Those of you with September dates in the "When will Bob Knight blow up?" office pool may have taken the first step toward collecting Friday after an Indiana University freshman accused the embroiled basketball coach of grabbing and cursing him outside Assembly Hall in Bloomington on Thursday.
If true, the actions would violate the "zero tolerance" code of conduct edict university President Myles Brand issued last May as a condition for Knight keeping his job.
At a May 15 press conference in Indianapolis, Brand said "any verified, inappropriate physical contact with players, members of the university community or others in connection with the coach's employment at IU will be cause for immediate termination."
Of course, nothing involving Knight is ever clear cut.
At a Friday news conference, Knight angrily denied the charges.
"I would have to be an absolute moron -- an absolute moron -- with the things that have been laid on me, to grab a kid in public, or curse a kid in public, as apparently it's been said that I did," Knight said.
Christopher Simpson, the school's vice president for affairs, told the Associated Press the school is taking the accusations "extraordinarily seriously."
Yet, from the beginning of the "zero tolerance" era, many have wondered how the university would interpret the term "inappropriate."
What would happen if Knight was provoked, which may be the case with Friday's incident?
The student making the accusations, who was not named, is the stepson of Mark Shaw, a former Bloomington-area talk show host who has been critical of Knight.
Four of the student's friends reportedly witnessed the incident, but there are conflicting stories.
Knight said he grabbed the student by the arm after he reportedly greeted the coach with the line, "Hey, what's up, Knight?"
According to Knight, he said, "Son, my name is not Knight to you. It's Coach Knight. I don't call people by their last name, and neither should you.
"That is what happened, that's entirely what happened, and any deviation from that is absolutely inaccurate, completely inaccurate."
Shaw said there were fingerprints on his stepson's arm as a result of the confrontation, but Mike Davis, an assistant Indiana coach who was also a witness, told ESPN.com the grab was more "like shaking hands."
University police spokesman Lt. Jerry Minger said scheduling conflicts could delay his department's investigation.
"There's no imminent danger to anybody," Minger told the Associated Press. "This could take awhile," Minger said.
Brand was not available for comment, but he alone is the man responsible for Knight in the wake of a controversy that nearly cost the 59-year-old coach his job.
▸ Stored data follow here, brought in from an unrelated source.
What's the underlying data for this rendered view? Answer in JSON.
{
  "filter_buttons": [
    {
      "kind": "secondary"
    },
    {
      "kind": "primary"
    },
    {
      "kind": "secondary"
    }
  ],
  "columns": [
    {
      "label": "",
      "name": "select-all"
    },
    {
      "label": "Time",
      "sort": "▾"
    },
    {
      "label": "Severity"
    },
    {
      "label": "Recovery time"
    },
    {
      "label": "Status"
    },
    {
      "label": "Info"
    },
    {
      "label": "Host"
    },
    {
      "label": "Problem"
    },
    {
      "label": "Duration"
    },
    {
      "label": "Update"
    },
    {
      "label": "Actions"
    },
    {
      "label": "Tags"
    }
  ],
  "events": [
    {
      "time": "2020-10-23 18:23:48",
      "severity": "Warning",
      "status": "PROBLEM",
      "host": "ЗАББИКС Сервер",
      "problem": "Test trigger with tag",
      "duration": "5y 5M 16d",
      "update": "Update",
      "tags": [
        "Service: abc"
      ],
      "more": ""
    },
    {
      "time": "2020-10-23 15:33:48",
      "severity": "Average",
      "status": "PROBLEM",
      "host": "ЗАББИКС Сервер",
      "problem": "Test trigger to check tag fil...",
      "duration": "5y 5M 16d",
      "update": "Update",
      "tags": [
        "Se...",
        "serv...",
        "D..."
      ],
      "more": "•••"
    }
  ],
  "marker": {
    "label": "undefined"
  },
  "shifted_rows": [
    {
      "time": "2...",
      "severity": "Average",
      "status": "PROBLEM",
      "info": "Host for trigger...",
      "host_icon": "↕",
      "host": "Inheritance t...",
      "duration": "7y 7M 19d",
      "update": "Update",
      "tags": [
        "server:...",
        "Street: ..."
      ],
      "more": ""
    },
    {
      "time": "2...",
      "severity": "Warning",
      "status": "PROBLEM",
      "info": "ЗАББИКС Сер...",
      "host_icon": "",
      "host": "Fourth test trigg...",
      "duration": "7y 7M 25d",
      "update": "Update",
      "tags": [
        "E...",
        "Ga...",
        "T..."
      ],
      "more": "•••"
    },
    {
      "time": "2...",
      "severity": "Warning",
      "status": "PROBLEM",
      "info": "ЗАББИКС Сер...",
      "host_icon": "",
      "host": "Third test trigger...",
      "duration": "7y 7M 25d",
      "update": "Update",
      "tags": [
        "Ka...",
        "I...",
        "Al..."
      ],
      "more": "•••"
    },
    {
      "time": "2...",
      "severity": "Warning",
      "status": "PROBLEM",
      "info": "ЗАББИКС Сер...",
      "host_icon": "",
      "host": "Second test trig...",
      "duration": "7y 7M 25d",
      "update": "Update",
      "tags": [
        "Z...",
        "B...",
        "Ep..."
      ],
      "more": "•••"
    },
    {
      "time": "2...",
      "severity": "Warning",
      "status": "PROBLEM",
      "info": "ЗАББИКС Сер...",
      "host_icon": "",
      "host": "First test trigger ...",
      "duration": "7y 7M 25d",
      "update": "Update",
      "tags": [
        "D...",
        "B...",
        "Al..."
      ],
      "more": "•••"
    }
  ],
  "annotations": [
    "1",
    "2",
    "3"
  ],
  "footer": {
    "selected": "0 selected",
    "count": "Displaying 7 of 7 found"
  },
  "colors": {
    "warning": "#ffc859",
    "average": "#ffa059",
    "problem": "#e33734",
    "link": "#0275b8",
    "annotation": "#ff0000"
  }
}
In March, CNN-Sports Illustrated aired a story in which Neil Reed, a former Hoosier player, accused Knight of choking him during a 1997 practice.
A videotape of the incident, leaked to the media in April, appeared to confirm Reed's claims.
Brand ordered the university's nine-man board of trustees to investigate the matter and, after a seven-week inquiry, the trustees concluded Knight "illustrated a protracted and often troubling pattern in which Coach Knight has a problem of controlling his anger."
Brand, however, concluded the incidents taken individually did not constitute grounds for dismissal.
Instead, Brand suspended Knight for three games, fined him $30,000 and invoked his "zero tolerance" edict.
"It's not a second chance," Brand said at the time, "it's his last chance."
In May, Knight said he had "no problem with the guidelines."
Brand, though, left himself some wiggle room.
"Yes," he admitted. "There will be judgment calls."
This may be the first of many.
From the beginning, friends wondered whether Knight could hold up under a barrage of reporters, referees and fans who might want to bait the coach into a career-ending incident.
"You've got a lot of OK Corral people out there, looking to put notches in their gun belt," former Marquette basketball Coach Al McGuire told the Los Angeles Times in May.
Pete Newell, the hall of fame coach and one of Knight's closest confidants, agreed.
"He's going to get a lot of heat he normally wouldn't get almost anywhere he goes," Newell said. "It's almost like walking on eggs."
In 29 years at Indiana, Knight has survived a litany of transgressions in part because he has won three national championships in a state that views basketball as religion. With 661 career wins, Knight is 117 short of breaking Dean Smith's record.
In 1979, Knight was arrested and convicted in absentia for an assault on a police officer in Puerto Rico.
In 1985, Knight flung a chair across the court during a game against Purdue.
In 1988, he told NBC's Connie Chung: "I think if rape is inevitable, relax and enjoy it."
In 1993, Knight pulled his son Patrick from a game and appeared to kick him in the legs.
The list goes on.
Will Friday's accusation spell the end of Knight, or will he survive to coach again?
Can he make it as far as "Midnight Madness"?